VENICE (Reuters) - Spike Lee’s film about the making of Michael Jackson’s 1987 album “Bad” may border on hagiography at times, but live footage and the singer’s attention to detail when at the peak of his powers are a reminder of why he remains the “King of Pop”.
The two-hour documentary called “Bad 25”, which has its world premiere at the Venice film festival on Friday, is a familiar mix of talking heads - choreographers, producers and stars - and film of concerts, rehearsals and music videos.
Released to coincide with the 25th anniversary of Jackson’s acclaimed follow-up to “Thriller”, Lee provides few surprises for Jackson aficionados, but paints a picture of a genius at work who cared about every step of the production process.
“I think that it was too many years we’ve ... concentrated on stuff about Michael Jackson that had nothing to do with the music,” Lee told reporters, 25 years to the day after Bad hit the shelves.
The documentary, which Lee called his “love letter” to Jackson, has the backing both of the singer’s estate and his record label, giving Lee access to many of the key players in the making of what is regarded as a milestone album.
“It was a chance to really dig into his creative process,” he added.
“We all are blessed with the final work, but it’s rare that you get to see how something is put together. We just see the final product. We don’t see the blood, sweat and tears, all the work that goes into how the masters work.”
Among the novelties is footage taken by Jackson himself, using a handheld camera, of Siedah Garrett singing “Man in the Mirror”, the song she co-wrote for the star, a cappella save for an off-camera clicking of fingers laying down the beat.
There are also small yet enlightening insights and hints as to Jackson’s true character, be it his interest in women, competitive spirit, professional drive or obsession over the smallest riff and dance step.
Garrett, for example, recalls how Jackson playfully threw popcorn at her as she tried to record “I Just Can’t Stop Loving You”, earning her, but not Jackson, a sharp rebuke from the onlooking producer Quincy Jones.
Sheryl Crow said she was often asked whether Jackson became aroused when they performed a raunchy rendition of the song on his record-breaking “Bad” tour.

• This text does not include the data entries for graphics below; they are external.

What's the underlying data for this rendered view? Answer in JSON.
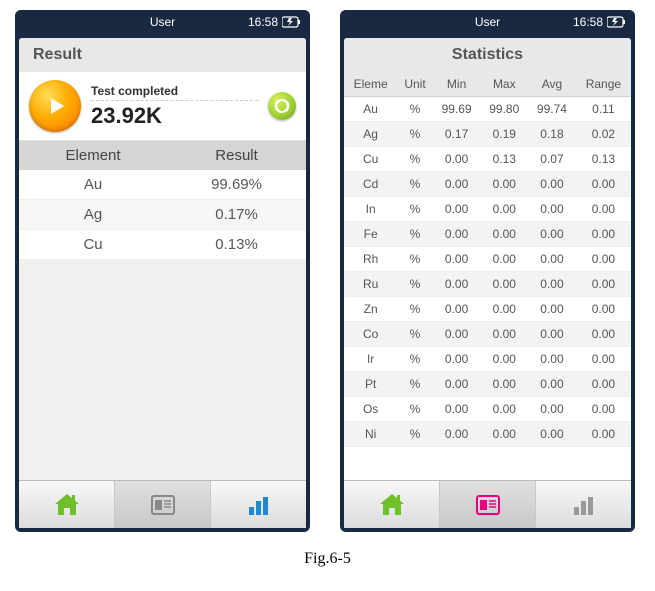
{
  "caption": "Fig.6-5",
  "status": {
    "user": "User",
    "time": "16:58"
  },
  "colors": {
    "phone_frame": "#1a2942",
    "play_gradient": [
      "#ffdd55",
      "#ffaa00",
      "#ff7700"
    ],
    "refresh_gradient": [
      "#d4f05a",
      "#9acd32",
      "#6b8e23"
    ],
    "home_icon": "#6fbf2b",
    "doc_icon_inactive": "#888888",
    "doc_icon_active": "#e6007e",
    "chart_icon_active": "#1e88d2",
    "chart_icon_inactive": "#888888"
  },
  "left": {
    "header": "Result",
    "test_status": "Test completed",
    "measurement": "23.92K",
    "table": {
      "columns": [
        "Element",
        "Result"
      ],
      "rows": [
        [
          "Au",
          "99.69%"
        ],
        [
          "Ag",
          "0.17%"
        ],
        [
          "Cu",
          "0.13%"
        ]
      ]
    },
    "nav_active_index": 1
  },
  "right": {
    "header": "Statistics",
    "table": {
      "columns": [
        "Eleme",
        "Unit",
        "Min",
        "Max",
        "Avg",
        "Range"
      ],
      "rows": [
        [
          "Au",
          "%",
          "99.69",
          "99.80",
          "99.74",
          "0.11"
        ],
        [
          "Ag",
          "%",
          "0.17",
          "0.19",
          "0.18",
          "0.02"
        ],
        [
          "Cu",
          "%",
          "0.00",
          "0.13",
          "0.07",
          "0.13"
        ],
        [
          "Cd",
          "%",
          "0.00",
          "0.00",
          "0.00",
          "0.00"
        ],
        [
          "In",
          "%",
          "0.00",
          "0.00",
          "0.00",
          "0.00"
        ],
        [
          "Fe",
          "%",
          "0.00",
          "0.00",
          "0.00",
          "0.00"
        ],
        [
          "Rh",
          "%",
          "0.00",
          "0.00",
          "0.00",
          "0.00"
        ],
        [
          "Ru",
          "%",
          "0.00",
          "0.00",
          "0.00",
          "0.00"
        ],
        [
          "Zn",
          "%",
          "0.00",
          "0.00",
          "0.00",
          "0.00"
        ],
        [
          "Co",
          "%",
          "0.00",
          "0.00",
          "0.00",
          "0.00"
        ],
        [
          "Ir",
          "%",
          "0.00",
          "0.00",
          "0.00",
          "0.00"
        ],
        [
          "Pt",
          "%",
          "0.00",
          "0.00",
          "0.00",
          "0.00"
        ],
        [
          "Os",
          "%",
          "0.00",
          "0.00",
          "0.00",
          "0.00"
        ],
        [
          "Ni",
          "%",
          "0.00",
          "0.00",
          "0.00",
          "0.00"
        ]
      ]
    },
    "nav_active_index": 1
  }
}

She did not provide an answer.
Actress Tatiana Thumbtzen speculated that mint on the singer’s breath suggested he may have been prepared for a kiss at the end of the “The Way You Make Me Feel” video, despite strict instructions only to embrace the singer.
Lawyer John Branca, who administers Jackson’s estate following his death aged 50 in 2009, recalled a meeting Jackson arranged with his arch-rival Prince.
“It was not a happy meeting,” he said, adding Prince had brought along a “voodoo box” which Jackson feared meant he was trying to cast a spell on him.
That rivalry was part of a competitive streak in Jackson that drove him to try to top the sensational success of his 1982 album “Thriller”, still the best-selling album of all time, with Bad five years later.
He even scrawled “100,000,000” on his mirror to remind him of his target. While industry estimates vary widely, Thriller is estimated to have sold between 60-110 million copies worldwide, while Bad went on to sell 30-45 million.
Nothing, it seemed, was too trival. In one sequence, Jackson comically re-enacts exactly how he wants two animated characters who feature in a commercial to behave.
On a more serious level, Lee explores how Jackson’s Afro-American roots were important to him, despite his gradually transforming facial features that made him appear more Caucasian.
Several interviewees could not contain their tears as they remembered when they heard of Jackson’s passing, and several voiced their conviction at the time that it was not true.
Crow was among those who struggled to explain Jackson’s talent. “The molecules changed in the room,” she said of his presence. “He changed the molecules.”
Near the end of Bad 25 there is a memorable live performance of “Man in the Mirror”, after which Jackson holds his hands aloft to form the shape of a cross.
“Michael’s not here to answer that. I cannot say he’s trying to be Jesus Christ,” Lee said in answer to a reporter’s question.
“I’m not going to say that Michael was saying he was Jesus Christ, but you look at that performance - he’s somewhere else. That’s one of the greatest performances ever. You see the way Michael’s singing that song, he is not of this world.”